There was one scene in particular that stood out among so many.
It comes about halfway through the film when Poirot is interviewing someone after a murder had taken place (no spoilers). There is a camera shot, over Poirot’s right shoulder, so that only his head and shoulders are in frame, with the other figure seated on the left side of the screen, with a dark shadow behind him. The blocking, plus the natural lighting, and the grain from the film, all add up to a picture that looked exactly like I was watching an old cinemascope movie from 1950-something. Not to reuse the word yet again, but it was utterly stunning to behold. Big credit must go to Haris Zambarloukos who made this the most beautiful movie of the year so far, and it will be hard to top, I think.
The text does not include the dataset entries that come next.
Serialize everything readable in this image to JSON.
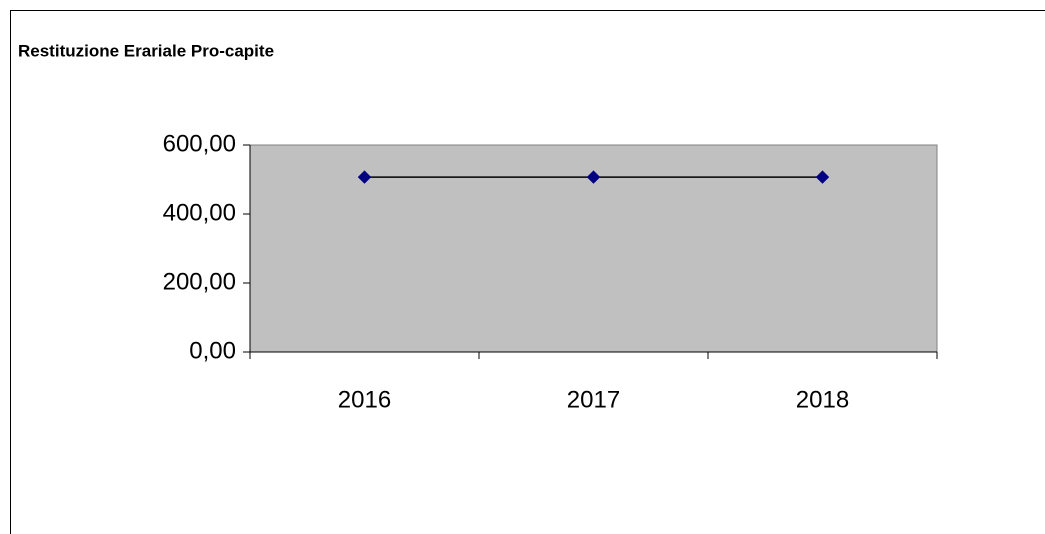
{
  "chart_data": {
    "type": "line",
    "title": "Restituzione Erariale Pro-capite",
    "categories": [
      "2016",
      "2017",
      "2018"
    ],
    "series": [
      {
        "name": "Restituzione Erariale Pro-capite",
        "color": "#000080",
        "values": [
          507,
          507,
          507
        ]
      }
    ],
    "ylim": [
      0,
      600
    ],
    "yticks": [
      {
        "value": 0,
        "label": "0,00"
      },
      {
        "value": 200,
        "label": "200,00"
      },
      {
        "value": 400,
        "label": "400,00"
      },
      {
        "value": 600,
        "label": "600,00"
      }
    ],
    "grid": false
  }
}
As for the story, there’s not much that can be said, not only because it’s another famous murder mystery by one of the genre’s greatest writers, but also because to say much about it might give away some clue inadvertently. Suffice to say, the story is as good here as it was when it was first penned back in 1937. Personally, I prefer it to the more famous Murder on the Orient Express (though not above And Then There Were None). As with the 2017 film, the cast here is all-star and everyone is given plenty of opportunities to show out, and though some only get one or two chances, they all make the most of it.
9/10 – It might be odd that a book adaptation does as faithfully as this would receive high marks more for its visuals than anything else, but Death on the Nile is a movie so beautiful to behold it simply must be seen on the big screen. Those who do will find, not only a feast for the eyes, but an excellently made murder mystery story to boot.